Since the completion of Qimmit: A Clash of Two Truths, Piksuk Media has been hard at work preparing a documentary on the Nunavut Quest, the annual traditional dog team race, now entering its thirteenth year. While the Quest is competitive, it is quite distinct from what most people think of as sled dog racing. According to Piksuk Media's Charlotte DeWolff, "The event is viewed more as a cultural assertion than a race. All materials used by mushers must be handmade, including the harnesses and qamutiit (sleds). Each musher is accompanied by an advance support team [using snow machines] that sets up camp for the racers each day. If any refuse is left at campsites, the dog team driver is penalized with extra time. If a driver assists another driver who is in distress, the one who helps the other is rewarded by having his time shortened, thus honouring the spirit of co-operation that helps Inuit survive on the land. The dogs used in the quest are also unique. Not a racing breed, Inuit Sled Dogs are not bred for speed, but for endurance and to pull heavy loads."

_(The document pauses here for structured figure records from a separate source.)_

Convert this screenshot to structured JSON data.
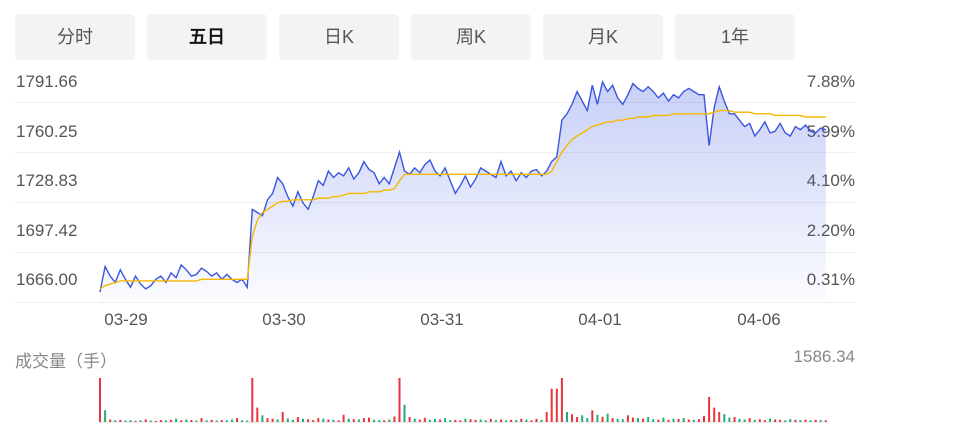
{
  "tabs": [
    {
      "label": "分时",
      "active": false
    },
    {
      "label": "五日",
      "active": true
    },
    {
      "label": "日K",
      "active": false
    },
    {
      "label": "周K",
      "active": false
    },
    {
      "label": "月K",
      "active": false
    },
    {
      "label": "1年",
      "active": false
    }
  ],
  "volume": {
    "title": "成交量（手）",
    "max_label": "1586.34"
  },
  "colors": {
    "price": "#3a55e0",
    "average": "#f5b800",
    "up": "#e8343a",
    "down": "#1fae7d",
    "grid": "#eeeeee"
  },
  "chart_data": {
    "type": "line",
    "y_tick_labels": [
      "1791.66",
      "1760.25",
      "1728.83",
      "1697.42",
      "1666.00"
    ],
    "y_tick_values": [
      1791.66,
      1760.25,
      1728.83,
      1697.42,
      1666.0
    ],
    "pct_tick_labels": [
      "7.88%",
      "5.99%",
      "4.10%",
      "2.20%",
      "0.31%"
    ],
    "x_tick_labels": [
      "03-29",
      "03-30",
      "03-31",
      "04-01",
      "04-06"
    ],
    "ylim": [
      1655.0,
      1792.0
    ],
    "days_total": 5,
    "series": [
      {
        "key": "price",
        "values": [
          1660,
          1676,
          1670,
          1666,
          1674,
          1668,
          1663,
          1670,
          1665,
          1662,
          1664,
          1668,
          1670,
          1666,
          1672,
          1669,
          1677,
          1674,
          1670,
          1671,
          1675,
          1673,
          1670,
          1672,
          1668,
          1671,
          1668,
          1666,
          1668,
          1663,
          1712,
          1710,
          1708,
          1718,
          1722,
          1732,
          1728,
          1720,
          1714,
          1723,
          1716,
          1712,
          1720,
          1730,
          1727,
          1736,
          1732,
          1735,
          1733,
          1738,
          1731,
          1735,
          1742,
          1737,
          1735,
          1728,
          1732,
          1728,
          1738,
          1748,
          1736,
          1734,
          1738,
          1735,
          1740,
          1743,
          1736,
          1733,
          1738,
          1730,
          1722,
          1727,
          1733,
          1726,
          1731,
          1738,
          1736,
          1734,
          1732,
          1742,
          1733,
          1736,
          1730,
          1735,
          1732,
          1736,
          1737,
          1733,
          1736,
          1742,
          1745,
          1768,
          1772,
          1778,
          1786,
          1780,
          1774,
          1790,
          1778,
          1792,
          1786,
          1790,
          1782,
          1778,
          1784,
          1791,
          1788,
          1786,
          1789,
          1786,
          1782,
          1785,
          1780,
          1784,
          1782,
          1786,
          1788,
          1786,
          1784,
          1784,
          1752,
          1776,
          1789,
          1780,
          1772,
          1772,
          1768,
          1764,
          1766,
          1758,
          1762,
          1767,
          1760,
          1761,
          1766,
          1760,
          1758,
          1764,
          1762,
          1765,
          1761,
          1760,
          1763,
          1762
        ]
      },
      {
        "key": "average",
        "values": [
          1662,
          1664,
          1665,
          1666,
          1667,
          1667,
          1667,
          1667,
          1667,
          1667,
          1667,
          1667,
          1667,
          1667,
          1667,
          1667,
          1667,
          1667,
          1667,
          1667,
          1668,
          1668,
          1668,
          1668,
          1668,
          1668,
          1668,
          1668,
          1668,
          1668,
          1695,
          1705,
          1710,
          1712,
          1714,
          1716,
          1717,
          1717,
          1718,
          1718,
          1718,
          1718,
          1718,
          1719,
          1719,
          1719,
          1720,
          1720,
          1721,
          1722,
          1722,
          1722,
          1722,
          1723,
          1723,
          1723,
          1724,
          1724,
          1725,
          1730,
          1734,
          1734,
          1734,
          1734,
          1734,
          1734,
          1734,
          1734,
          1734,
          1734,
          1734,
          1734,
          1734,
          1734,
          1734,
          1734,
          1734,
          1734,
          1734,
          1734,
          1734,
          1734,
          1734,
          1734,
          1734,
          1734,
          1734,
          1734,
          1734,
          1736,
          1742,
          1748,
          1752,
          1756,
          1758,
          1760,
          1762,
          1764,
          1765,
          1766,
          1767,
          1767,
          1768,
          1768,
          1769,
          1769,
          1770,
          1770,
          1770,
          1771,
          1771,
          1771,
          1771,
          1772,
          1772,
          1772,
          1772,
          1772,
          1772,
          1772,
          1772,
          1773,
          1774,
          1774,
          1774,
          1773,
          1773,
          1773,
          1773,
          1772,
          1772,
          1772,
          1772,
          1771,
          1771,
          1771,
          1771,
          1771,
          1771,
          1770,
          1770,
          1770,
          1770,
          1770
        ]
      }
    ],
    "volume_values": [
      1586,
      420,
      90,
      60,
      80,
      50,
      70,
      40,
      60,
      90,
      50,
      40,
      70,
      60,
      80,
      120,
      60,
      90,
      70,
      50,
      140,
      60,
      80,
      50,
      70,
      60,
      90,
      140,
      60,
      50,
      1586,
      520,
      240,
      140,
      120,
      90,
      360,
      130,
      80,
      180,
      110,
      100,
      70,
      140,
      120,
      90,
      80,
      60,
      260,
      120,
      100,
      90,
      140,
      160,
      80,
      70,
      60,
      90,
      200,
      1586,
      620,
      180,
      120,
      90,
      150,
      80,
      110,
      90,
      140,
      70,
      80,
      60,
      120,
      100,
      80,
      90,
      60,
      110,
      70,
      90,
      60,
      80,
      70,
      120,
      90,
      60,
      110,
      80,
      360,
      1200,
      1200,
      1586,
      360,
      280,
      180,
      240,
      140,
      420,
      260,
      190,
      300,
      140,
      120,
      100,
      240,
      160,
      140,
      120,
      180,
      100,
      90,
      160,
      80,
      120,
      110,
      140,
      90,
      80,
      100,
      220,
      900,
      520,
      360,
      280,
      160,
      180,
      120,
      90,
      140,
      80,
      100,
      70,
      120,
      90,
      80,
      60,
      100,
      80,
      70,
      90,
      60,
      80,
      70,
      60
    ],
    "volume_colors": [
      "up",
      "down",
      "up",
      "down",
      "up",
      "down",
      "down",
      "up",
      "down",
      "up",
      "down",
      "up",
      "up",
      "down",
      "up",
      "down",
      "up",
      "down",
      "up",
      "down",
      "up",
      "down",
      "up",
      "down",
      "up",
      "down",
      "down",
      "up",
      "down",
      "down",
      "up",
      "up",
      "down",
      "up",
      "up",
      "down",
      "up",
      "down",
      "down",
      "up",
      "down",
      "up",
      "up",
      "up",
      "down",
      "up",
      "down",
      "up",
      "up",
      "down",
      "up",
      "down",
      "up",
      "up",
      "down",
      "down",
      "up",
      "down",
      "up",
      "up",
      "down",
      "up",
      "down",
      "up",
      "up",
      "down",
      "down",
      "up",
      "down",
      "down",
      "up",
      "up",
      "down",
      "up",
      "up",
      "down",
      "down",
      "up",
      "down",
      "up",
      "down",
      "up",
      "down",
      "up",
      "down",
      "up",
      "up",
      "down",
      "up",
      "up",
      "up",
      "up",
      "down",
      "up",
      "up",
      "down",
      "down",
      "up",
      "down",
      "up",
      "down",
      "up",
      "down",
      "down",
      "up",
      "up",
      "down",
      "up",
      "down",
      "down",
      "up",
      "down",
      "up",
      "down",
      "up",
      "down",
      "up",
      "down",
      "up",
      "up",
      "up",
      "up",
      "up",
      "down",
      "down",
      "up",
      "down",
      "down",
      "up",
      "down",
      "up",
      "up",
      "down",
      "up",
      "up",
      "down",
      "down",
      "up",
      "down",
      "up",
      "down",
      "up",
      "down",
      "up"
    ]
  }
}
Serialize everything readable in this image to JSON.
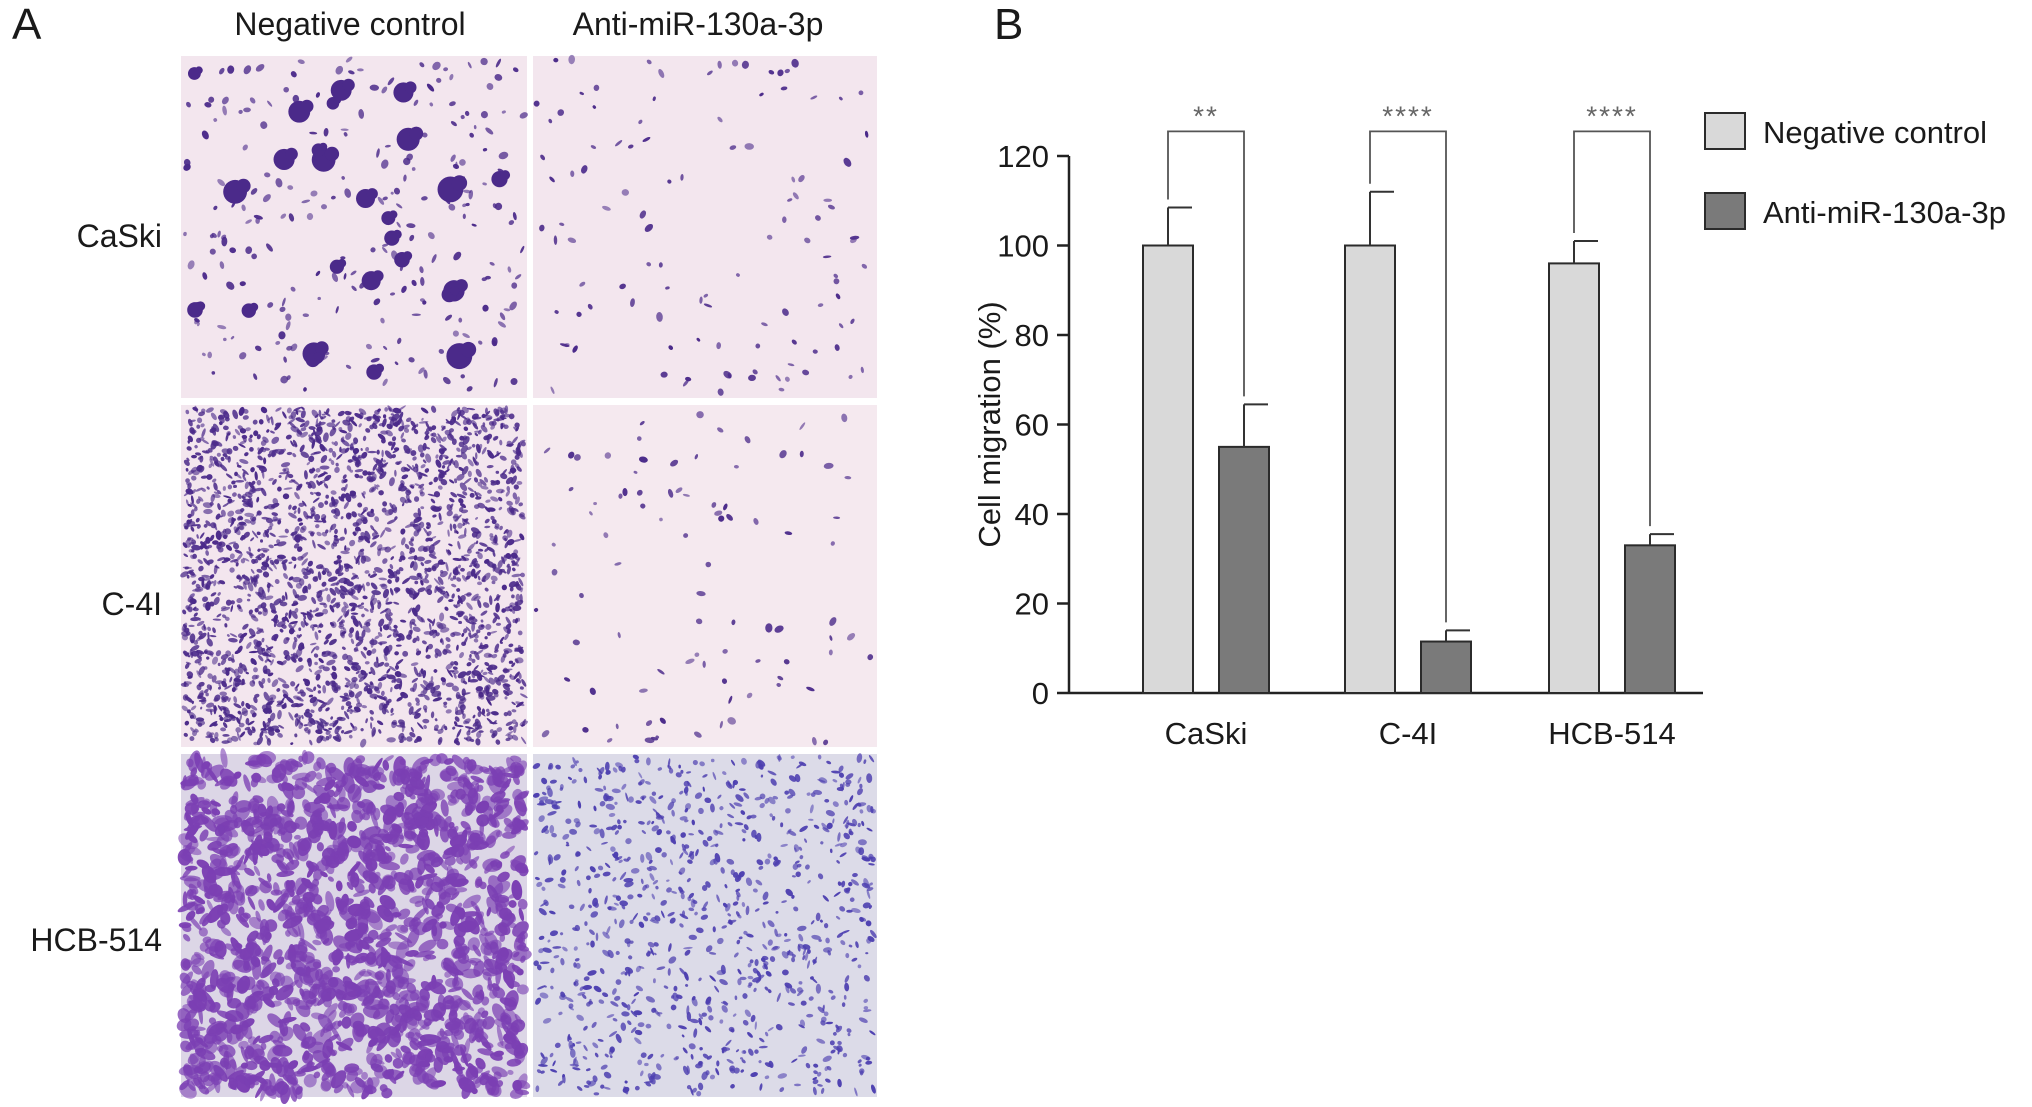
{
  "panel_a": {
    "letter": "A",
    "columns": [
      "Negative control",
      "Anti-miR-130a-3p"
    ],
    "rows": [
      "CaSki",
      "C-4I",
      "HCB-514"
    ]
  },
  "panel_b": {
    "letter": "B"
  },
  "colors": {
    "negative_control": "#d9d9d9",
    "anti_mir": "#7a7a7a",
    "bar_stroke": "#2b2b2b",
    "stain_purple": "#4b2a8a",
    "stain_violet": "#7b3fb3",
    "slide_pink": "#f3e6ee",
    "slide_lavender": "#dcd6e6"
  },
  "icons": [
    "micrograph-image"
  ],
  "chart_data": {
    "type": "bar",
    "title": "",
    "xlabel": "",
    "ylabel": "Cell migration (%)",
    "ylim": [
      0,
      120
    ],
    "yticks": [
      0,
      20,
      40,
      60,
      80,
      100,
      120
    ],
    "categories": [
      "CaSki",
      "C-4I",
      "HCB-514"
    ],
    "series": [
      {
        "name": "Negative control",
        "values": [
          100,
          100,
          96
        ],
        "errors": [
          8.5,
          12,
          5
        ],
        "color": "#d9d9d9"
      },
      {
        "name": "Anti-miR-130a-3p",
        "values": [
          55,
          11.5,
          33
        ],
        "errors": [
          9.5,
          2.5,
          2.5
        ],
        "color": "#7a7a7a"
      }
    ],
    "significance": [
      "**",
      "****",
      "****"
    ],
    "legend_position": "top-right",
    "grid": false
  }
}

The six half-hour episodes, with stunning visuals, are expected to be delivered to the Aboriginal People's Television Network (APTN) in January 2011. It is not known when APTN will broadcast it.
But there is even more exciting news! According to DeWolff, Piksuk is developing an educational digital video game built around the Nunavut Quest which "will emulate the experience of a musher racing in the Quest. Players can seek advice from elders by opening a video in a pop-up window. The elders will provide a knowledge base of the topography, weather conditions, characteristics of traditional Inuit Dog care and dog teaming and other knowledge needed to complete the route safely and swiftly. The knowledge base will also include almost forgotten Inuktitut terms and will consist of audio & video recordings, diagrams, and video demonstrations. This information will be archived at Ilisaqsivik's, Ittaq Research and Heritage Centre in Clyde River. It will be incorporated onto the interactive website associated with the television series and portions of it will be used in the video game when a player needs advice in order to make a decision. The website will launch in March, 2011."